Last summer, the government demanded that Lavabit, an encrypted email provider, turn over private decryption keys so the government could conduct real-time e-mail monitoring of a specific Lavabit user. All concerned assume that the user in issue was Edward Snowden. Instead of turning over the private SSL keys demanded by the government, Lavabit owner Ladar Levison chose to shut down the company. He did so because the keys would have allowed the government to monitor all of Lavabit’s users, not just Snowden. The district court held Levison in contempt of court for refusing to turn over the keys.
Last week, a federal appeals court upheld the contempt order.
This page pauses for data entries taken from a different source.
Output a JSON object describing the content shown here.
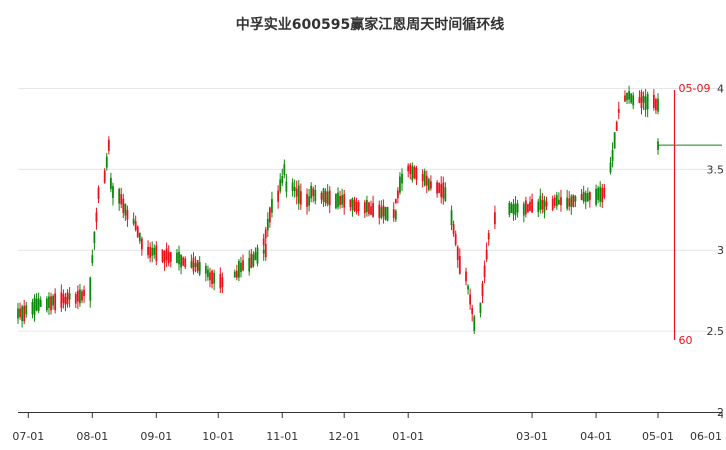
{
  "chart_data": {
    "type": "candlestick",
    "title": "中孚实业600595赢家江恩周天时间循环线",
    "xlabel": "",
    "ylabel": "",
    "ylim": [
      2,
      4.25
    ],
    "y_ticks": [
      "2",
      "2.5",
      "3",
      "3.5",
      "4"
    ],
    "x_ticks": [
      "07-01",
      "08-01",
      "09-01",
      "10-01",
      "11-01",
      "12-01",
      "01-01",
      "03-01",
      "04-01",
      "05-01",
      "06-01"
    ],
    "colors": {
      "up": "#e8121c",
      "down": "#0a8a0a",
      "marker": "#e8121c",
      "grid": "#e6e6e6"
    },
    "segments": [
      {
        "start": "2023-06-26",
        "count": 5,
        "from": 2.6,
        "to": 2.62
      },
      {
        "start": "2023-07-01",
        "count": 21,
        "from": 2.65,
        "to": 2.73
      },
      {
        "start": "2023-07-31",
        "count": 5,
        "from": 2.8,
        "to": 3.35
      },
      {
        "start": "2023-08-07",
        "count": 3,
        "from": 3.45,
        "to": 3.65
      },
      {
        "start": "2023-08-10",
        "count": 12,
        "from": 3.4,
        "to": 3.05
      },
      {
        "start": "2023-08-26",
        "count": 20,
        "from": 3.0,
        "to": 2.9
      },
      {
        "start": "2023-09-22",
        "count": 8,
        "from": 2.88,
        "to": 2.8
      },
      {
        "start": "2023-10-07",
        "count": 12,
        "from": 2.85,
        "to": 3.0
      },
      {
        "start": "2023-10-23",
        "count": 9,
        "from": 3.05,
        "to": 3.5
      },
      {
        "start": "2023-11-03",
        "count": 8,
        "from": 3.4,
        "to": 3.3
      },
      {
        "start": "2023-11-15",
        "count": 30,
        "from": 3.35,
        "to": 3.22
      },
      {
        "start": "2023-12-26",
        "count": 5,
        "from": 3.3,
        "to": 3.5
      },
      {
        "start": "2024-01-02",
        "count": 14,
        "from": 3.5,
        "to": 3.35
      },
      {
        "start": "2024-01-22",
        "count": 10,
        "from": 3.2,
        "to": 2.55
      },
      {
        "start": "2024-02-05",
        "count": 6,
        "from": 2.65,
        "to": 3.2
      },
      {
        "start": "2024-02-19",
        "count": 20,
        "from": 3.25,
        "to": 3.3
      },
      {
        "start": "2024-03-18",
        "count": 15,
        "from": 3.3,
        "to": 3.35
      },
      {
        "start": "2024-04-08",
        "count": 6,
        "from": 3.5,
        "to": 3.95
      },
      {
        "start": "2024-04-16",
        "count": 12,
        "from": 3.95,
        "to": 3.9
      },
      {
        "start": "2024-05-01",
        "count": 1,
        "from": 3.65,
        "to": 3.65
      }
    ],
    "last_close": 3.65,
    "cycle_marker": {
      "label": "05-09",
      "value_label": "60",
      "date": "2024-05-09"
    },
    "grid": true,
    "legend": "none"
  }
}
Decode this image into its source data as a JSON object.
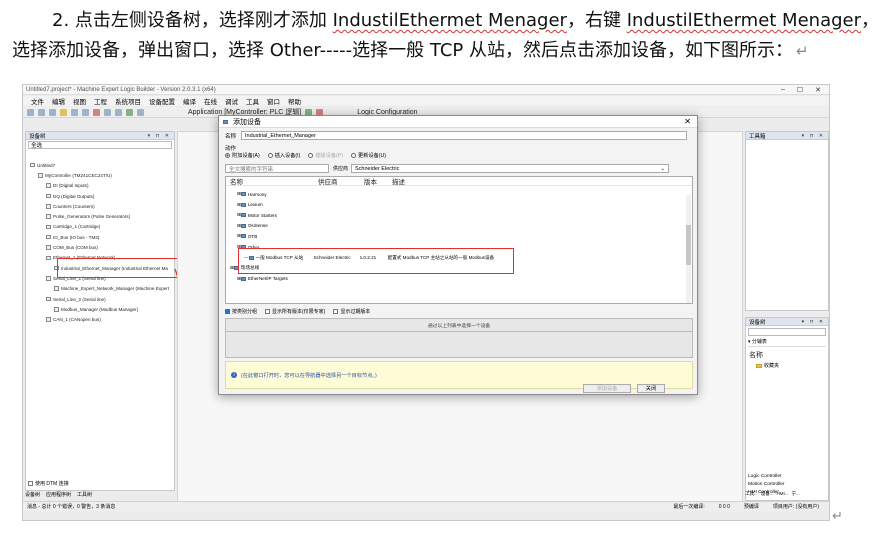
{
  "doc": {
    "line1_pre": "2. 点击左侧设备树，选择刚才添加 ",
    "line1_term1": "IndustilEthermet Menager",
    "line1_mid": "，右键 ",
    "line1_term2": "IndustilEthermet Menager",
    "line1_post": "，",
    "line2": "选择添加设备，弹出窗口，选择 Other-----选择一般 TCP 从站，然后点击添加设备，如下图所示：",
    "pilcrow": "↵"
  },
  "app": {
    "title": "Untitled7.project* - Machine Expert Logic Builder - Version 2.0.3.1 (x64)",
    "menu": [
      "文件",
      "编辑",
      "视图",
      "工程",
      "系统项目",
      "设备配置",
      "编译",
      "在线",
      "调试",
      "工具",
      "窗口",
      "帮助"
    ],
    "toolbar_app": "Application [MyController: PLC 逻辑]",
    "toolbar_logic": "Logic Configuration"
  },
  "left_panel": {
    "title": "设备树",
    "filter": "全选",
    "tree": [
      {
        "label": "Untitled7",
        "indent": 0
      },
      {
        "label": "MyController (TM241CEC24T/U)",
        "indent": 1
      },
      {
        "label": "DI (Digital Inputs)",
        "indent": 2
      },
      {
        "label": "DQ (Digital Outputs)",
        "indent": 2
      },
      {
        "label": "Counters (Counters)",
        "indent": 2
      },
      {
        "label": "Pulse_Generators (Pulse Generators)",
        "indent": 2
      },
      {
        "label": "Cartridge_1 (Cartridge)",
        "indent": 2
      },
      {
        "label": "IO_Bus (IO bus - TM3)",
        "indent": 2
      },
      {
        "label": "COM_Bus (COM bus)",
        "indent": 2
      },
      {
        "label": "Ethernet_1 (Ethernet Network)",
        "indent": 2
      },
      {
        "label": "Industrial_Ethernet_Manager (Industrial Ethernet Ma",
        "indent": 3
      },
      {
        "label": "Serial_Line_1 (Serial line)",
        "indent": 2
      },
      {
        "label": "Machine_Expert_Network_Manager (Machine Expert",
        "indent": 3
      },
      {
        "label": "Serial_Line_2 (Serial line)",
        "indent": 2
      },
      {
        "label": "Modbus_Manager (Modbus Manager)",
        "indent": 3
      },
      {
        "label": "CAN_1 (CANopen bus)",
        "indent": 2
      }
    ],
    "dtm_label": "使用 DTM 连接",
    "tabs": [
      "设备树",
      "应用程序树",
      "工具树"
    ]
  },
  "dialog": {
    "title": "添加设备",
    "name_label": "名称",
    "name_value": "Industrial_Ethernet_Manager",
    "action_label": "动作",
    "actions": [
      {
        "label": "附加设备(A)",
        "selected": true,
        "disabled": false
      },
      {
        "label": "插入设备(I)",
        "selected": false,
        "disabled": false
      },
      {
        "label": "插拔设备(P)",
        "selected": false,
        "disabled": true
      },
      {
        "label": "更新设备(U)",
        "selected": false,
        "disabled": false
      }
    ],
    "search_placeholder": "全文搜索的字符串",
    "vendor_label": "供应商",
    "vendor_value": "Schneider Electric",
    "columns": [
      "名称",
      "供应商",
      "版本",
      "描述"
    ],
    "devices": [
      {
        "label": "Harmony",
        "indent": 1
      },
      {
        "label": "Lexium",
        "indent": 1
      },
      {
        "label": "Motor Starters",
        "indent": 1
      },
      {
        "label": "OsiSense",
        "indent": 1
      },
      {
        "label": "OTB",
        "indent": 1
      },
      {
        "label": "Other",
        "indent": 1
      },
      {
        "label": "一般 Modbus TCP 从站",
        "indent": 2,
        "vendor": "Schneider Electric",
        "version": "1.0.2.21",
        "desc": "配置式 Modbus TCP 主站之从站的一般 Modbus设备"
      },
      {
        "label": "现场总线",
        "indent": 0
      },
      {
        "label": "EtherNet/IP Targets",
        "indent": 1
      }
    ],
    "checks": [
      {
        "label": "按类别分组",
        "checked": true
      },
      {
        "label": "显示所有版本(仅限专家)",
        "checked": false
      },
      {
        "label": "显示过期版本",
        "checked": false
      }
    ],
    "info_hint": "通过以上列表中选择一个设备",
    "note": "(在此窗口打开时，您可以在导航器中选择另一个目标节点。)",
    "add_button": "添加设备",
    "close_button": "关闭"
  },
  "right_panel": {
    "title": "工具箱",
    "lib_title": "设备树",
    "lib_cat": "分辅表",
    "lib_label": "名称",
    "lib_folder": "收藏夹",
    "lib_list": [
      "Logic Controller",
      "Motion Controller",
      "HMI Controller"
    ],
    "tabs": [
      "工具...",
      "设备...",
      "HMI...",
      "宁..."
    ]
  },
  "statusbar": {
    "left": "消息 - 总计 0 个错误，0 警告，3 条消息",
    "build": "最后一次编译:",
    "counts": "0  0  0",
    "precompile": "预编译",
    "user": "项目用户: (没有用户)"
  }
}
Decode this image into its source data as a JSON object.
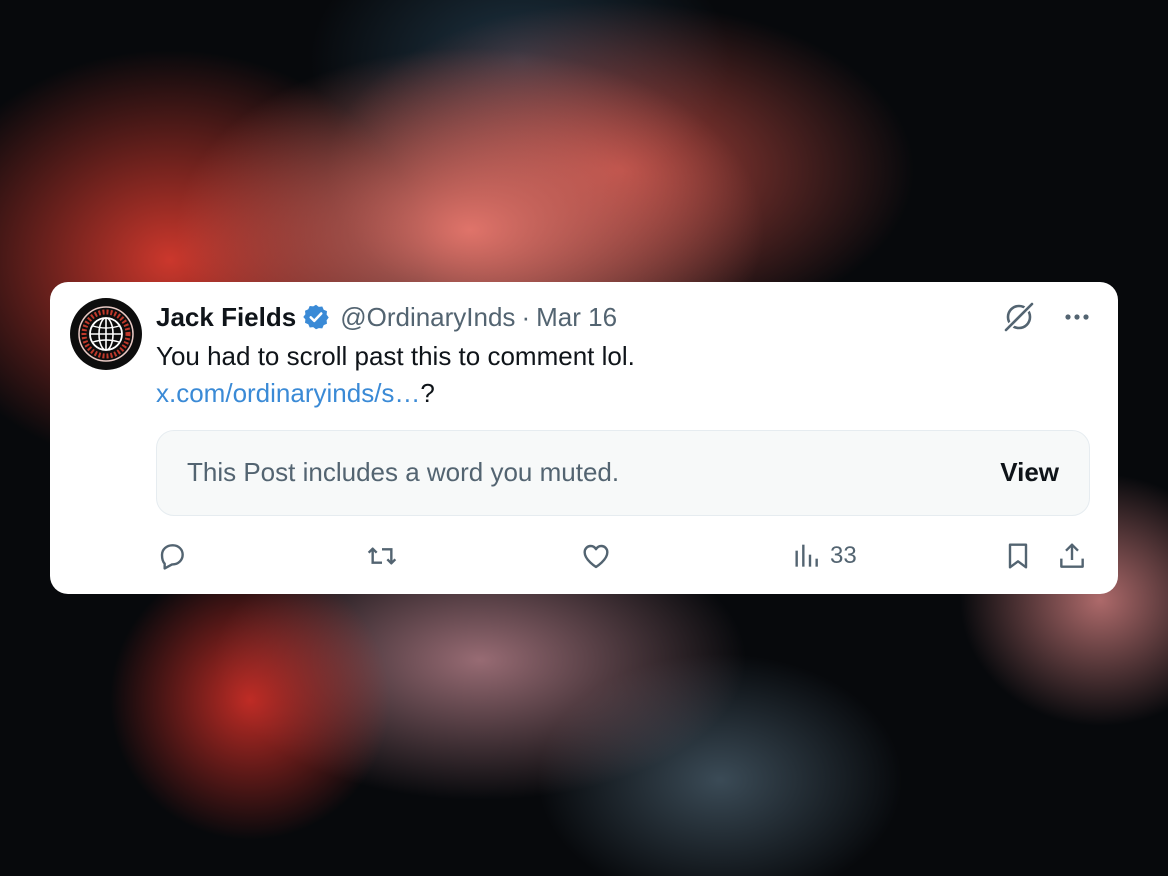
{
  "post": {
    "author_name": "Jack Fields",
    "handle": "@OrdinaryInds",
    "separator": "·",
    "date": "Mar 16",
    "text_line1": "You had to scroll past this to comment lol.",
    "link_text": "x.com/ordinaryinds/s…",
    "link_suffix": "?",
    "muted_notice": "This Post includes a word you muted.",
    "view_label": "View",
    "views_count": "33"
  },
  "icons": {
    "avatar": "globe-logo-avatar",
    "verified": "verified-badge-icon",
    "grok": "grok-icon",
    "more": "more-icon",
    "reply": "reply-icon",
    "repost": "repost-icon",
    "like": "like-icon",
    "views": "views-icon",
    "bookmark": "bookmark-icon",
    "share": "share-icon"
  },
  "colors": {
    "link": "#3a8ad6",
    "verified": "#3a8ad6",
    "secondary_text": "#536471",
    "primary_text": "#0f1419"
  }
}
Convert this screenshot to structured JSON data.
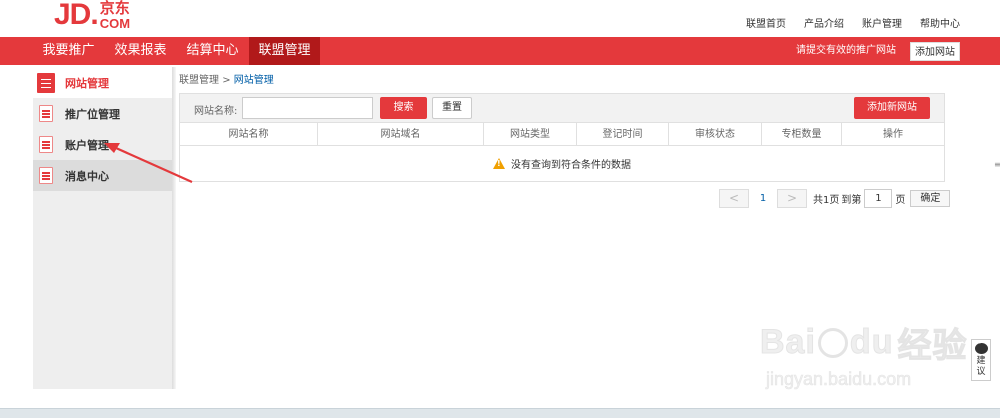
{
  "header": {
    "logo_jd": "JD.",
    "logo_cn": "京东",
    "logo_com": "COM",
    "links": [
      "联盟首页",
      "产品介绍",
      "账户管理",
      "帮助中心"
    ]
  },
  "nav": {
    "items": [
      "我要推广",
      "效果报表",
      "结算中心",
      "联盟管理"
    ],
    "active_index": 3,
    "hint": "请提交有效的推广网站",
    "add_site": "添加网站"
  },
  "sidebar": {
    "items": [
      {
        "label": "网站管理",
        "active": true
      },
      {
        "label": "推广位管理",
        "active": false
      },
      {
        "label": "账户管理",
        "active": false
      },
      {
        "label": "消息中心",
        "active": false
      }
    ]
  },
  "breadcrumb": {
    "parent": "联盟管理",
    "separator": ">",
    "current": "网站管理"
  },
  "search": {
    "label": "网站名称:",
    "value": "",
    "search_btn": "搜索",
    "reset_btn": "重置",
    "add_btn": "添加新网站"
  },
  "table": {
    "headers": [
      "网站名称",
      "网站域名",
      "网站类型",
      "登记时间",
      "审核状态",
      "专柜数量",
      "操作"
    ],
    "empty_text": "没有查询到符合条件的数据"
  },
  "pager": {
    "prev": "<",
    "page": "1",
    "next": ">",
    "total": "共1页",
    "goto": "到第",
    "input": "1",
    "page_unit": "页",
    "ok": "确定"
  },
  "feedback": {
    "label": "建议"
  },
  "watermark": {
    "main_left": "Bai",
    "main_right": "du",
    "main_cn": "经验",
    "sub": "jingyan.baidu.com"
  },
  "colors": {
    "brand_red": "#e4393c",
    "nav_active": "#b1191a",
    "link_blue": "#005ea7"
  }
}
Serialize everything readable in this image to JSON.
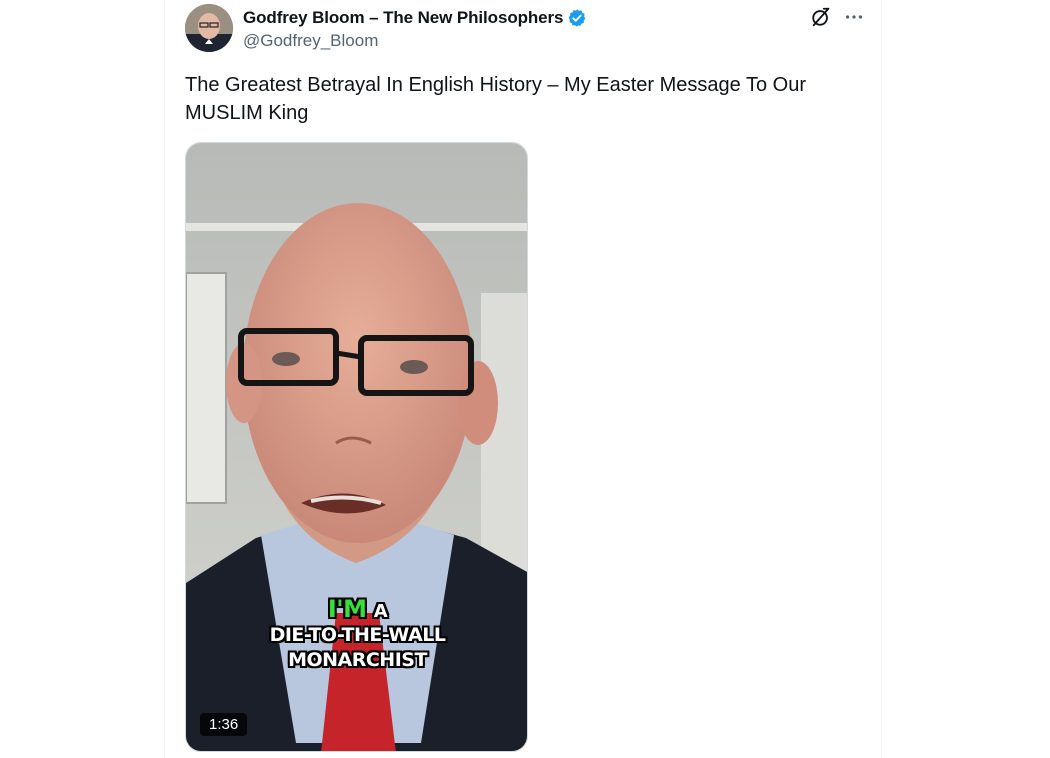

The appeals decision was based purely on procedural grounds: Lavabit didn’t properly “preserve” its challenge to the order during the district court proceedings. Because of Lavabit’s procedural mistake, the court unfortunately did not reach the substantive issue whether the federal government overreached its statutory authority when it demanded the private keys for Lavabit customers’ encrypted email.
The substantive debate relates to whether the “technical assistance” required by the United States “pen register” and “trap and trace” statute can be used to require a service provider to hand over encryption keys to US authorities. The information and technical assistance required by the statute is to “install” the device, “unobtrusively” and “without interference.” We believe that nothing in the statute says the provider can be compelled to also turn over private keys that will allow law enforcement to decrypt so it can actually interpret the information.
Both the “pen register” and “trap and trace” laws were written to allow the government to obtain “metadata” for a single, identified user. In Lavabit’s case, however, the private keys exposed the communications for its entire user base – not a single user. Further – even though the order in Lavabit’s case and the statute both expressly limited the information the government was allowed to capture to only “non-content” “metadata” and only for Snowden – if Lavabit had handed over the keys in issue the government would have had free access to all email content, along with usernames, passwords, and other sensitive information for every Lavabit user.
This is an increasingly recurrent theme: the government claims it is not capturing content, and its demands for metadata are specific to discreet individuals, but when the truth comes out it becomes clear they are getting (or want to get) the actual content of private communications sent to and from many innocent and law-abiding citizens who have no involvement whatsoever in anything related to national security. The government then claims they discard all the “unauthorized” information they gather, but it is more likely that they actually “discard” it by sending it to their “recycle bin” in Utah, which they conveniently forget to ever “empty.”
This issue will inevitably arise again in the future, in a case where the substantive dispute is preserved. Meanwhile, we strongly suggest whenever possible you use a service provider that supplies you with your own personally held unique private key that the provider does not itself maintain. That way the service provider cannot be compelled to secretly help to the government unencrypt your personal and private information. If the government wants your property, they will have to come to you and you will be able to challenge the demand.